Hera also comes with some built-in resiliency and recovery safeguards: It can balance connections across the remaining nodes when one goes out. In times of overload, it will immediately terminate the SSL connection, so the app can immediately launch into failure mode, and not leave the user hanging when there is no clear path to the data. It also offers migration capability, facilitating the database shards safely from one node to another, even while transactions are still being processed.
The code for Hera is available on GitHub.
No Sleep Til Brooklin
LinkedIn is no stranger to data streaming latencies either: Eight years ago, the social media giant released as open source Kafka, a streaming data platform that serves as a centralized pub-sub mechanism for creating data streams. Now, a new project from the company, Brooklin, is about connecting multiple data sources to multiple destinations, said Celia Kung, the LinkedIn engineering manager in charge of the pipelines group at the company.
Brooklin addresses the challenge of how to do data streaming to multiple end-nodes when the data is coming from multiple sources. Today, LinkedIn uses Brooklin to support over 200 applications. It passes over 2 trillion messages a day from Kafka alone, spanning tens of thousands of topics. These capabilities can be configured individually by the developer and dynamically deployed — no need to manually change configuration files or manually deploying to the cluster.
First a bit about the name: Brooklin is not misnamed after the New York borough.
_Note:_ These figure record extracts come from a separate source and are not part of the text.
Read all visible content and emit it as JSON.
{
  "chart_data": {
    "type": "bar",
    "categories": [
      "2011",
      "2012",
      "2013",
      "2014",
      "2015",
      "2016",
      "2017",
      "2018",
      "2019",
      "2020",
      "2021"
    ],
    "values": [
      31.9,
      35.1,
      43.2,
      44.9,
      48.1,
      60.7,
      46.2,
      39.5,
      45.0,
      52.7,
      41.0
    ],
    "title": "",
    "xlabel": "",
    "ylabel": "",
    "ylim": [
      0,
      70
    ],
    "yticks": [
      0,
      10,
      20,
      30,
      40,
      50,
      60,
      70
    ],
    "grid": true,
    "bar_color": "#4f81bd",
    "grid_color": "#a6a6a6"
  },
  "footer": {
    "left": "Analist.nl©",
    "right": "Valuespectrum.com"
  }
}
Instead, it is an aggregation of two words: “brook” (like the stream) and a shortened “LinkedIn.” The software acts like a brook of gently-flowing data, supplying near-real-time apps with material from backend databases. For example, LinkedIn users will automatically see on their own timelines when someone they are linked to gets a new job, or a promotion. Brooklin moves that piece of data from the back-end database to the app that produces each user’s timeline.
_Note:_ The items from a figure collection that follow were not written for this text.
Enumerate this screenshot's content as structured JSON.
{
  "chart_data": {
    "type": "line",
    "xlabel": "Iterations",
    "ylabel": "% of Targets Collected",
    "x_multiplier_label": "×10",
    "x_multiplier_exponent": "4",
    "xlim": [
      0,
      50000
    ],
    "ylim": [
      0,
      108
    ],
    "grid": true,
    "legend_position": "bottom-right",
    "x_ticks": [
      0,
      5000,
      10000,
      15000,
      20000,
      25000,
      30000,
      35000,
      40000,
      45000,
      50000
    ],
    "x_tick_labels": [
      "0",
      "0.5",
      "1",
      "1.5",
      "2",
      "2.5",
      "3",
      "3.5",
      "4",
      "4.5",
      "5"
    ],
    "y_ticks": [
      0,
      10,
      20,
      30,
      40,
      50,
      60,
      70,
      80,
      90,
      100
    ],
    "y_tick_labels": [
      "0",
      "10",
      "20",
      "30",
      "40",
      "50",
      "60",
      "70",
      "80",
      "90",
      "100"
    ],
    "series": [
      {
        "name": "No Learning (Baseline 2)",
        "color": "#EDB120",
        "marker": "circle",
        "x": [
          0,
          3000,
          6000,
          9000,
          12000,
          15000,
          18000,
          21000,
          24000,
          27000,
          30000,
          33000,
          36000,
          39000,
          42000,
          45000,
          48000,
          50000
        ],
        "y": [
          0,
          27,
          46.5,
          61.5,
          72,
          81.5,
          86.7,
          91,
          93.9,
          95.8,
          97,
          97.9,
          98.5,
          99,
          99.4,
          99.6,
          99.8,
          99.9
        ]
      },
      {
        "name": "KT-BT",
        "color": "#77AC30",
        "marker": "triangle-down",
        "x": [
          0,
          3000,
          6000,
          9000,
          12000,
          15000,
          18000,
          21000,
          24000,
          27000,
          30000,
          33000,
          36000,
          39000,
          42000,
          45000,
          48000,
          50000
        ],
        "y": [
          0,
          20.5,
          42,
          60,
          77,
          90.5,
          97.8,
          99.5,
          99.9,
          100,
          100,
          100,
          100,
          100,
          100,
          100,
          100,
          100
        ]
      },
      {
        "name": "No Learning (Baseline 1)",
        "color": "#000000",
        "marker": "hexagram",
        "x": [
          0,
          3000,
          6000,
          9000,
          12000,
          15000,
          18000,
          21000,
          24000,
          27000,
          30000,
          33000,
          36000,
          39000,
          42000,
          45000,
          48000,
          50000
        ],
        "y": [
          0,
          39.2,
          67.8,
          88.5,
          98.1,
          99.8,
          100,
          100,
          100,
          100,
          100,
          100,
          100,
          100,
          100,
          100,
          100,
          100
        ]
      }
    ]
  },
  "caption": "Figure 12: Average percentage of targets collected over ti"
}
While initially LinkedIn stored most all of its user data in Oracle, it since adopted a wider variety of data storage systems, especially since Microsoft purchased LinkedIn in 2006. Now user and operational data is captured in Kafka, MySQL, Microsoft Event Hubs, the company’s own Espresso data store, and Amazon Kinesis, among others. Initially, Kung’s team created a data bus to capture any changes made in the Oracle database, but that code was specific to this one connection. They wanted to build a data bus that could ingest data from multiple sources, and also be consumed by multiple near-real-time applications.
LinkedIn uses Brooklin for a variety of use cases, including change data capture (propagating changes in the database to applications), eliminating the overhead to run queries against the data source itself. Brooklin can also refresh caches and build search indices. It can work as s streaming bridge, able to move data from one source to another, such as from AWS to Microsoft Azure. It can be also be used to re-partition data. It can be used to set up a data warehouse, eliminating the need for extract transform and load (ETL) tools, by shipping data to a Hadoop File System (HDFS).